Lawyer’s testimony disclosed after killer’s sentencing

You're misunderstanding me. I'm saying the attorney had to testify. The reason he had to is because the information was no longer confidential. The reason it was no longer confidential is because Hilley exercised discretion under 1.6. We don't need to go to the question of whether attorney client privilege extends because the information is no longer confidential given Hilley's actions.

We have to talk about attorney-client privilege because that is what the article state the attorney asserted when the judge ordered he testify. Regardless of whether confidentiality was waived, a judge can always order a lawyer to testify regarding confidential information, and then the lawyer has to assert attorney-client privilege, or testify about the communications. Whether he waived confidentiality is irrelevant, as is Rule 1.6, because the attorney asserted the attorney-client privilege. Typically, only the client has the power to waive the attorney-client privilege. I am not aware of any issues regarding "waiver" of confidentiality, except in the context of the attorney-client privilege. That makes sense, though. A lawyer would not have to reveal any information when asked about it unless a court ordered it, the law required it, it was part of a set of interrogatories, or some other circumstance where the attorney would be compelled to reveal the information. In those circumstances, there are exceptions to confidentiality, and the attorney must assert the attorney-client privilege to protect the information.

Which is why I would cite it with other applicable law and facts to refute the idea that the crime fraud exception applies. I was referring to a different factual scenario where confidentiality hadn't been properly breached by me and I was called in to testify against my client regarding communications between us and where the crime fraud exception surely doesn't apply. For example, if a judge ordered my client file be disclosed without an ongoing crime or fraud perpetuated by my advice.

If the judge ordered your client file be disclosed, Rule 1.6 would not apply because of the aforementioned exception when a judge orders the disclosure. It is pretty obvious that the judges order should be interpreted to require the disclosure of the information. You would have to assert the attorney-client privilege and work product doctrine to protect your client file.
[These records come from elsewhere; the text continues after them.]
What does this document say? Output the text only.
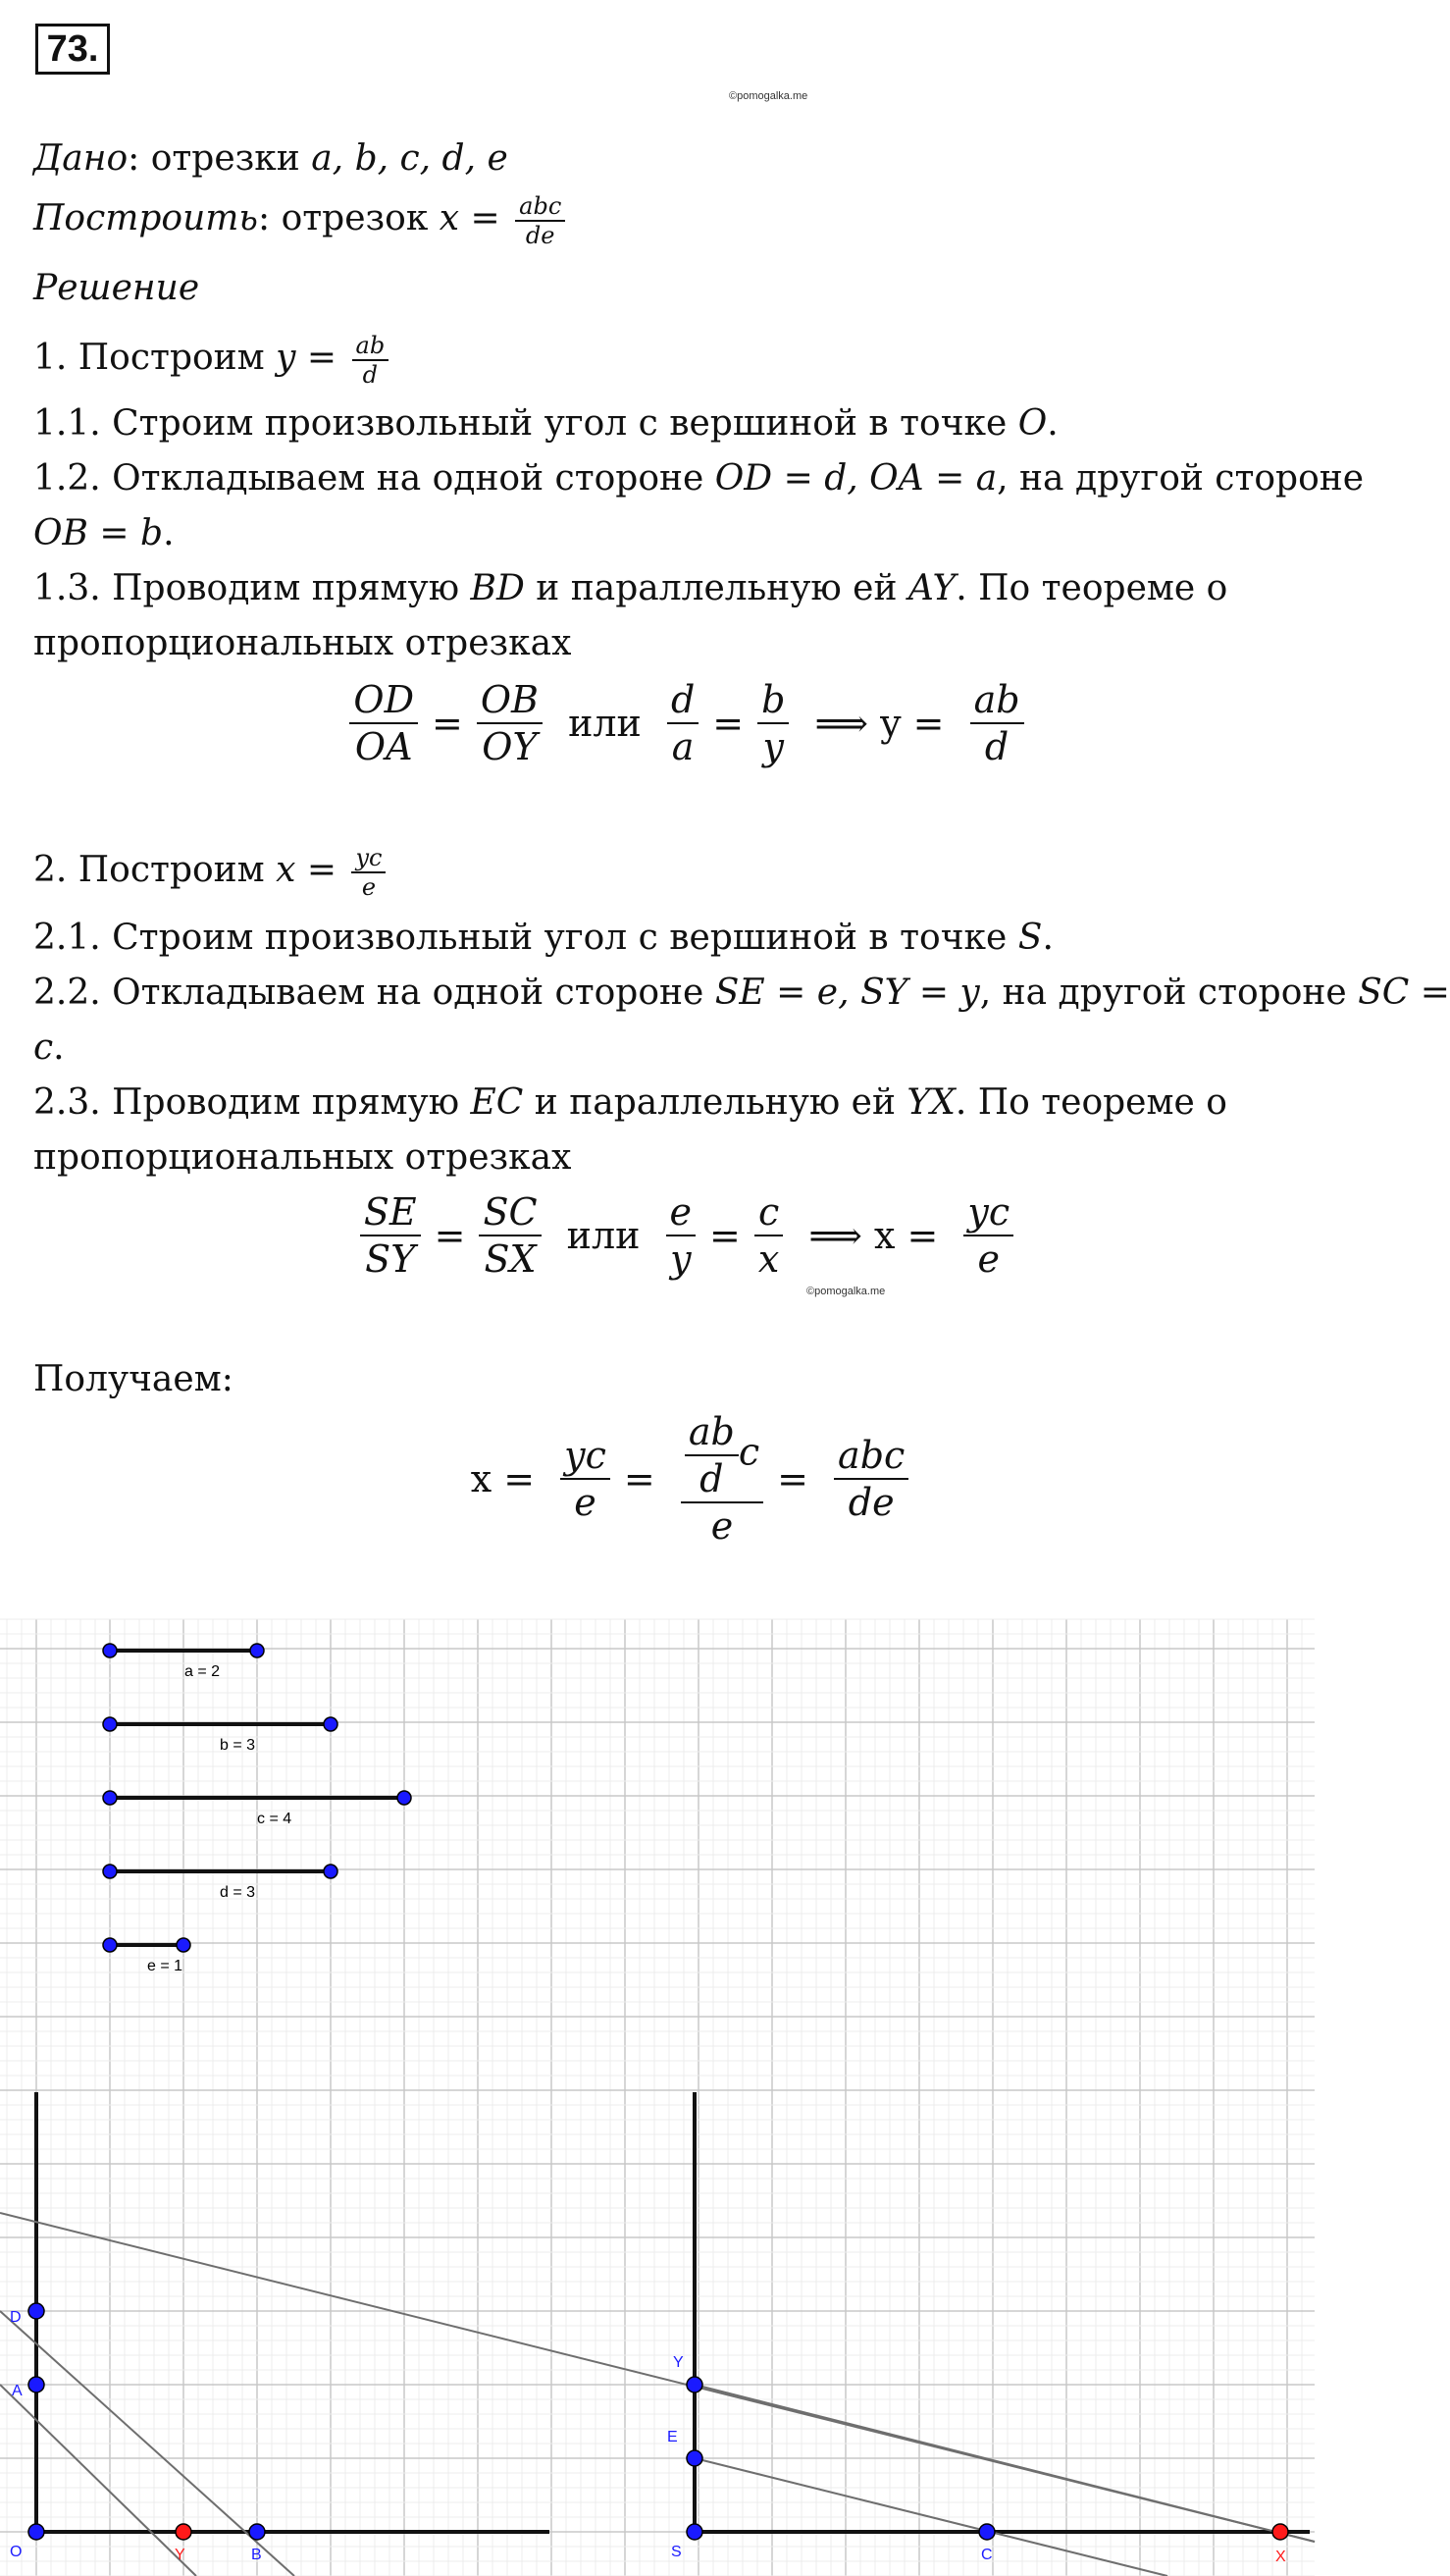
73.
©pomogalka.me
Дано: отрезки a, b, c, d, e
Построить: отрезок $x = \frac{\text{abc}}{de}$
Решение
1. Построим $y = \frac{ab}{d}$
1.1. Строим произвольный угол с вершиной в точке O.
1.2. Откладываем на одной стороне OD = d, OA = a, на другой стороне
OB = b.
1.3. Проводим прямую BD и параллельную ей AY. По теореме о
пропорциональных отрезках
$\frac{OD}{OA} = \frac{OB}{OY}$ или $\frac{d}{a} = \frac{b}{y}$ ⟹ $y = \frac{ab}{d}$
2. Построим $x = \frac{yc}{e}$
2.1. Строим произвольный угол с вершиной в точке S.
2.2. Откладываем на одной стороне SE = e, SY = y, на другой стороне SC =
c.
2.3. Проводим прямую EC и параллельную ей YX. По теореме о
пропорциональных отрезках
$\frac{SE}{SY} = \frac{SC}{SX}$ или $\frac{e}{y} = \frac{c}{x}$ ⟹ $x = \frac{yc}{e}$
©pomogalka.me
Получаем:
$x = \frac{yc}{e} = \frac{\frac{ab}{d} c}{e} = \frac{\text{abc}}{de}$
a = 2
b = 3
c = 4
d = 3
e = 1
O
D
A
Y	B	S
Y
E
C	X
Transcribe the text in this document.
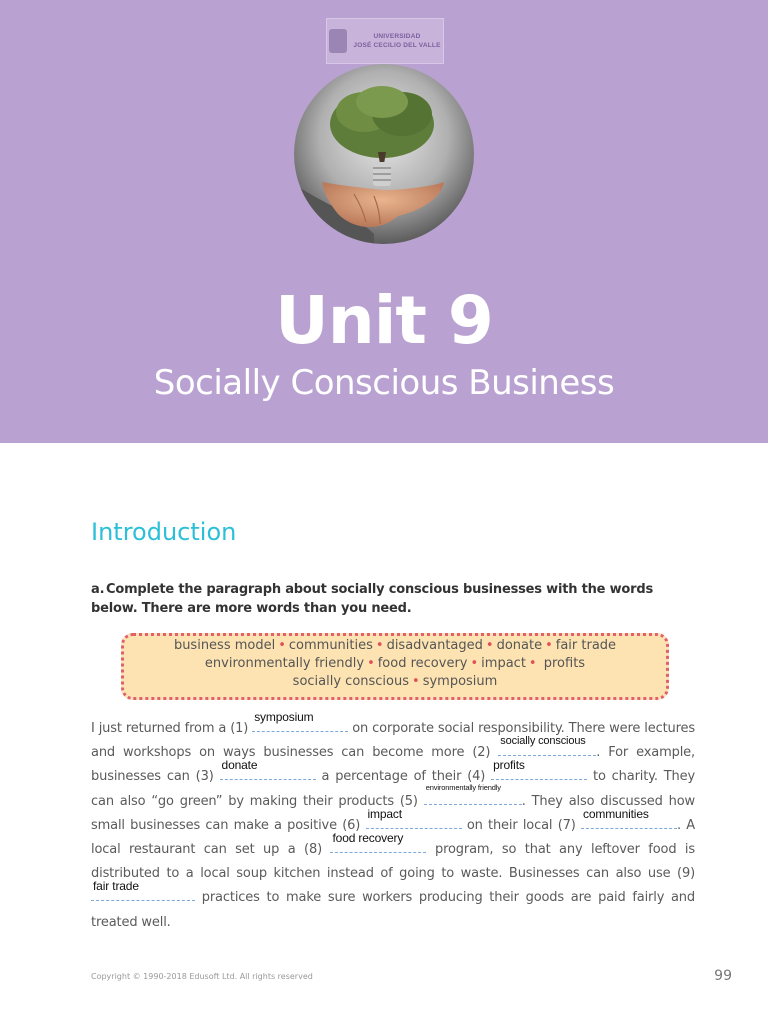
UNIVERSIDAD
JOSÉ CECILIO DEL VALLE
Unit 9
Socially Conscious Business
Introduction
a. Complete the paragraph about socially conscious businesses with the words below. There are more words than you need.
business model • communities • disadvantaged • donate • fair trade
environmentally friendly • food recovery • impact • profits
socially conscious • symposium
I just returned from a (1)
symposium
on corporate social responsibility. There were lectures and workshops on ways businesses can become more (2)
socially conscious
. For example, businesses can (3)
donate
a percentage of their (4)
profits
to charity. They can also “go green” by making their products (5)
environmentally friendly
. They also discussed how small businesses can make a positive (6)
impact
on their local (7)
communities
. A local restaurant can set up a (8)
food recovery
program, so that any leftover food is distributed to a local soup kitchen instead of going to waste. Businesses can also use (9)
fair trade
practices to make sure workers producing their goods are paid fairly and treated well.
Copyright © 1990-2018 Edusoft Ltd. All rights reserved	99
Rule 1.6 does not concern either.

Suggesting that my point is laughable is kind of shitty. Particularly because I'm pretty sure my position is correct.

You opened yourself up to it by describing what you would do in a given situation. I only gave you the probable result. If the Judge has a sense of humor and patience, he would laugh it off and tell you that Rule 1.6 does not apply because he explicitly ordered the disclosure, and ask you what exceptions to attorney-client privilege might apply. If he does not have a sense of humor and patience, he might embarrass you in court for not understanding the difference between the attorney-client privilege and an attorney's duty of confidentiality.

But it arguably wasn't part of an ongoing crime and the information sought wasn't confidential, so the crime fraud exception may not apply and is surely irrelevant here.

The "ongoing crime" requirement does not appear to apply under the applicable law of Florida. In Florida, there is a burden shifting analysis. "First, the party that seeks disclosure of the privileged communications must allege that the communication was made as part of an effort to perpetrate a crime or fraud, and the party must also specify the crime or fraud." Next, "the party that seeks disclosure must establish a prima facie case that the party asserting the attorney-client privilege sought the attorney's advice in order to commit, or in an attempt to commit, a crime or fraud." Finally, "If the trial court determines that the crime-fraud exception applies, the client is entitled to provide a reasonable explanation for the communication or its conduct at an evidentiary hearing," and "the client carries the burden of persuasion to give a reasonable explanation for its communication or conduct." This is all from Butler, Pappas, Weihmuller, Katz, Craig, LLP v. Coral Reef of Key Biscayne Developers, Inc., 873 So.2d 339 (Fla. 3d App. Dist., 2003).

Here, the communication between the client and the attorney was going to be used to perpetrate the crime of murder of a witness.

The communication is not "confidential" because the crime-fraud exception applies, not because it was waived.